Promotional single by Tears for Fears

from the album Raoul and the Kings of Spain
- Released: February 1996
- Genre: Rock
- Length: 4:55
- Label: Epic
- Songwriter(s): Roland Orzabal
- Producer(s): Roland Orzabal; Alan Griffiths; Tim Palmer;

Tears for Fears singles chronology
| "Secrets" (1996) | "Falling Down" (1996) | "Closest Thing to Heaven" (2005) |

= Falling Down (Tears for Fears song) =

"Falling Down" is a song by English pop rock band Tears for Fears, released as a single from their fifth album, Raoul and the Kings of Spain (1995).
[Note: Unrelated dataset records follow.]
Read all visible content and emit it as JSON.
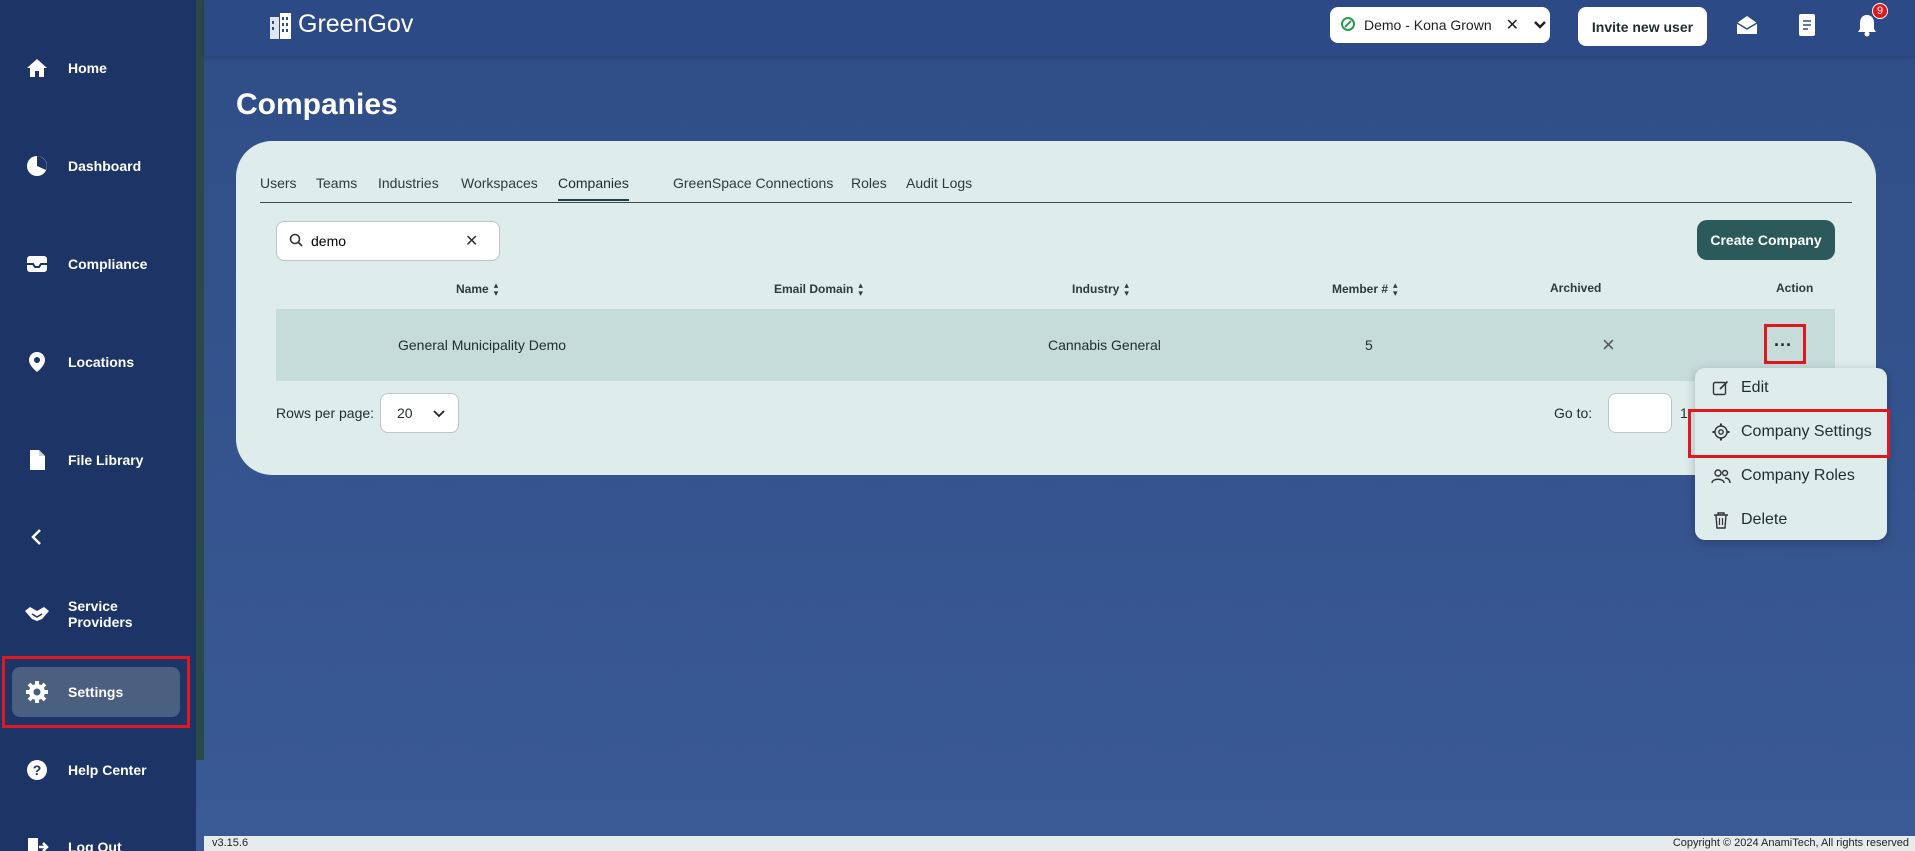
{
  "app": {
    "logo_text": "GreenGov",
    "page_title": "Companies",
    "version": "v3.15.6",
    "copyright": "Copyright © 2024 AnamiTech, All rights reserved"
  },
  "sidebar": {
    "items": [
      {
        "label": "Home",
        "icon": "home-icon"
      },
      {
        "label": "Dashboard",
        "icon": "pie-chart-icon"
      },
      {
        "label": "Compliance",
        "icon": "inbox-icon"
      },
      {
        "label": "Locations",
        "icon": "location-pin-icon"
      },
      {
        "label": "File Library",
        "icon": "file-icon"
      },
      {
        "label": "Service Providers",
        "icon": "handshake-icon"
      },
      {
        "label": "Settings",
        "icon": "gear-icon"
      },
      {
        "label": "Help Center",
        "icon": "help-icon"
      },
      {
        "label": "Log Out",
        "icon": "logout-icon"
      }
    ]
  },
  "topbar": {
    "workspace": "Demo - Kona Grown",
    "invite_label": "Invite new user",
    "notification_count": "9"
  },
  "tabs": [
    "Users",
    "Teams",
    "Industries",
    "Workspaces",
    "Companies",
    "GreenSpace Connections",
    "Roles",
    "Audit Logs"
  ],
  "active_tab": "Companies",
  "search": {
    "value": "demo"
  },
  "create_label": "Create Company",
  "table": {
    "columns": [
      "Name",
      "Email Domain",
      "Industry",
      "Member #",
      "Archived",
      "Action"
    ],
    "rows": [
      {
        "name": "General Municipality Demo",
        "email_domain": "",
        "industry": "Cannabis General",
        "members": "5",
        "archived": "×",
        "action": "···"
      }
    ]
  },
  "pagination": {
    "rows_per_page_label": "Rows per page:",
    "rows_per_page": "20",
    "goto_label": "Go to:",
    "page": "1"
  },
  "menu": {
    "items": [
      {
        "label": "Edit",
        "icon": "edit-icon"
      },
      {
        "label": "Company Settings",
        "icon": "gear-icon"
      },
      {
        "label": "Company Roles",
        "icon": "users-icon"
      },
      {
        "label": "Delete",
        "icon": "trash-icon"
      }
    ]
  },
  "colors": {
    "sidebar": "#1d3466",
    "background": "#2f4d86",
    "card": "#deecec",
    "primary_button": "#2c5a5a",
    "highlight": "#e0171e"
  }
}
It was released as a single in the US, Brazil, Mexico, and some European countries, but not the UK.

==Critical reception==
Steve Baltin from Cash Box wrote, "The second single from the band's (Roland Orzabal and musicians) underrated new album, Raoul and the Kings of Spain is another impressively dark and haunting number. Backed by a medium-tempo beat, Orzabal sings in a sweet whisper throughout the song, raising the tone during the chorus. A sure bet at Triple A, let's hope radio programmers remember how good Tears for Fears have been to them in the past and take a chance on this excellent song."